As for Charlie Jackpot? He’s not introduced till the second half of the novel, which I feel is far too late for him to be as significant a character as the book’s description implies. Yes, he does become Box’s right-hand man, but at that point in the story, his participation brings with it a certain forced feeling into the mix. Lucifer Box, as the protagonist, is witty, self-centered, narcissistic, and an insufferable cad. He’s given so many great lines of the laugh-out-loud variety, but I don’t feel as attached to him as I’d like to be. For all his attractive roguish qualities, the man’s a bastard, and he even takes pleasure in hurting Charlie in one scene or telling some poor, unattractive rent boy that he’s butt-ugly, point blank.

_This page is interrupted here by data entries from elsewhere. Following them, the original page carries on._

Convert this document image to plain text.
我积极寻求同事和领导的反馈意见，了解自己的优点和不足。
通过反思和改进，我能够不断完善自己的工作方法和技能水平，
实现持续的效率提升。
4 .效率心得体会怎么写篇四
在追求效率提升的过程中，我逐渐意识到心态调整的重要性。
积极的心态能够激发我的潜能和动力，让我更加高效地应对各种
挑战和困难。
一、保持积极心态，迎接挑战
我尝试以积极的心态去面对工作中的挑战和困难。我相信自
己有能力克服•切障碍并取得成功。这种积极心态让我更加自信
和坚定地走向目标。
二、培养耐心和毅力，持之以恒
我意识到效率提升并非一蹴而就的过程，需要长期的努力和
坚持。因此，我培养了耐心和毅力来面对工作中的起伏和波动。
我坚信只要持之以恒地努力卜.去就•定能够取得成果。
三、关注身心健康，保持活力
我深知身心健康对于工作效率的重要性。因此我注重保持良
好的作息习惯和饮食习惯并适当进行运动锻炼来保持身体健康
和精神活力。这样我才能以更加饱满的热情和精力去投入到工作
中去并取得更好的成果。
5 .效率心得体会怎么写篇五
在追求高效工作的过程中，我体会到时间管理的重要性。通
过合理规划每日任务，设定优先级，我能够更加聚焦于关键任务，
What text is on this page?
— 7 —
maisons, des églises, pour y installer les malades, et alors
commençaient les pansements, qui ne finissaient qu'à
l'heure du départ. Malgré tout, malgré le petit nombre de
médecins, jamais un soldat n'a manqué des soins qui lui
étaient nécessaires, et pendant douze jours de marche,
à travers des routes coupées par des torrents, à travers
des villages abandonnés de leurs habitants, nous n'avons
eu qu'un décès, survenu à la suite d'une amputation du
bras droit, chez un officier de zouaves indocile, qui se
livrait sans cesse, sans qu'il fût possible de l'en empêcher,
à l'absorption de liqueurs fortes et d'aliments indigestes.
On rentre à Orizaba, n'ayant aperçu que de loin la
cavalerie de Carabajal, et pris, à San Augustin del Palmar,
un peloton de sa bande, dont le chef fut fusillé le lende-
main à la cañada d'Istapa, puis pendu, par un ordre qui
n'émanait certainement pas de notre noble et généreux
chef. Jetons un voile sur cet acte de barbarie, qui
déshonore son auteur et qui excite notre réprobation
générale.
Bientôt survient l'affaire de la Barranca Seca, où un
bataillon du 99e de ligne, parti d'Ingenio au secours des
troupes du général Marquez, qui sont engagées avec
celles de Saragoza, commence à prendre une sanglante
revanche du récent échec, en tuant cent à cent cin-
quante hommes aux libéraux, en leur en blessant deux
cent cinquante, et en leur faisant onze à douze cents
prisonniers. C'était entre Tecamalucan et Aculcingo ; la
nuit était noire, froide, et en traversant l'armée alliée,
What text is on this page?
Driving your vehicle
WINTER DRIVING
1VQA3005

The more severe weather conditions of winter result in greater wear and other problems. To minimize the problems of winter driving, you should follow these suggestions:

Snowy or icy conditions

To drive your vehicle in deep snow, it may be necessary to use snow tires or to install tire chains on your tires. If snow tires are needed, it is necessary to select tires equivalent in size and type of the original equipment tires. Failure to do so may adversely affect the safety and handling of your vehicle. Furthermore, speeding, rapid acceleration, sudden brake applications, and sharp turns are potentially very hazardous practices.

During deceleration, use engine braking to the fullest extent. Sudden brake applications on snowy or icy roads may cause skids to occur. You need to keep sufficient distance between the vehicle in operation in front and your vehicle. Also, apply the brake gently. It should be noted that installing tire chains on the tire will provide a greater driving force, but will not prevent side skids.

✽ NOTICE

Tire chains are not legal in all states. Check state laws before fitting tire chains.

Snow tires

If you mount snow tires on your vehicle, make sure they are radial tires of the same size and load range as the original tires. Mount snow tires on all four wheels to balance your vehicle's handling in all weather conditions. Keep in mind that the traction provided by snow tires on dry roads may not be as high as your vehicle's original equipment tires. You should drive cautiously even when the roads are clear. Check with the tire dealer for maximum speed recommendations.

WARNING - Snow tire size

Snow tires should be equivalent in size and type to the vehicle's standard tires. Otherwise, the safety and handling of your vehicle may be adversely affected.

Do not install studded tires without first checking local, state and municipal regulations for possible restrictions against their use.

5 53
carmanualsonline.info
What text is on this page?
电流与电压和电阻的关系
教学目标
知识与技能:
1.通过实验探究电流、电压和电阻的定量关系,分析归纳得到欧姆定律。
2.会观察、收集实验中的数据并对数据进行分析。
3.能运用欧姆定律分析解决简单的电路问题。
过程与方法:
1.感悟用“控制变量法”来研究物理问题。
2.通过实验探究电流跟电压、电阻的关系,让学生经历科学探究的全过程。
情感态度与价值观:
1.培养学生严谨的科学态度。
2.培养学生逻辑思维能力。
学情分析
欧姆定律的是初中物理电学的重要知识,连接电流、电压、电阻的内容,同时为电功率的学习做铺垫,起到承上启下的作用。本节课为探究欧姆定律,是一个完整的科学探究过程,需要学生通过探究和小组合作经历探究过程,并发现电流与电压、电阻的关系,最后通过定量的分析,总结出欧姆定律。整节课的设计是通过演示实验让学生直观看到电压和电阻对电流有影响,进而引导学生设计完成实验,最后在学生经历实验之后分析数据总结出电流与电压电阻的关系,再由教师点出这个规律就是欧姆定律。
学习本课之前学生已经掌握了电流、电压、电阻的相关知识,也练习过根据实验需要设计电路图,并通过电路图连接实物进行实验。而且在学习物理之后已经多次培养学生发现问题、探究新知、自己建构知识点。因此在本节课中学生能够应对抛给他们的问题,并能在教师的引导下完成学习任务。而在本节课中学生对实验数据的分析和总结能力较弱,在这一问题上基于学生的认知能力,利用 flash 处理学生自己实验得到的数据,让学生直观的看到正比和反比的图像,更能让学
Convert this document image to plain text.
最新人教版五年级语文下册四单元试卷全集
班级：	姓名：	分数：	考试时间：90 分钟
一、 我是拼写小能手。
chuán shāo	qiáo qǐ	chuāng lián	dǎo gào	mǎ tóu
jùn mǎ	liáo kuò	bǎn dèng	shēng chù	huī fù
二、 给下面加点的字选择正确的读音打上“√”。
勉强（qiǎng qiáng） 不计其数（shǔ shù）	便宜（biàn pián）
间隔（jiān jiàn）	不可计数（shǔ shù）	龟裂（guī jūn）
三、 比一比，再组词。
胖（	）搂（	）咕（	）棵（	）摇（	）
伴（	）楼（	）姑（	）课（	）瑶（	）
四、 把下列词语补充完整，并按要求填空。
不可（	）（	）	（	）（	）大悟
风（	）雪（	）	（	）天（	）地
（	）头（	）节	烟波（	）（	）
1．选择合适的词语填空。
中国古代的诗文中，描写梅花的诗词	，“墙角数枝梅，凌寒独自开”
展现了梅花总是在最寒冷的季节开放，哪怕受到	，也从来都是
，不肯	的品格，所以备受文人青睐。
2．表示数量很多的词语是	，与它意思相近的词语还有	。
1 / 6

There are a few subplots that also don’t feel satisfactorily tied up. Mrs. Knight’s disappearance and the murder of Abigail, for instance, though largely explained, still leaves holes insofar as justice being brought to the true criminal is concerned. There are also a few involving Bella Pok, which makes me wonder if Gatiss simply bit off more than he could chew in putting his mystery together.
The Vesuvius Club is the first of a trilogy involving Lucifer Box. This book has also been turned into a graphic novel, which I’m really interested in reading though I understand that it’s a distilled version of the original.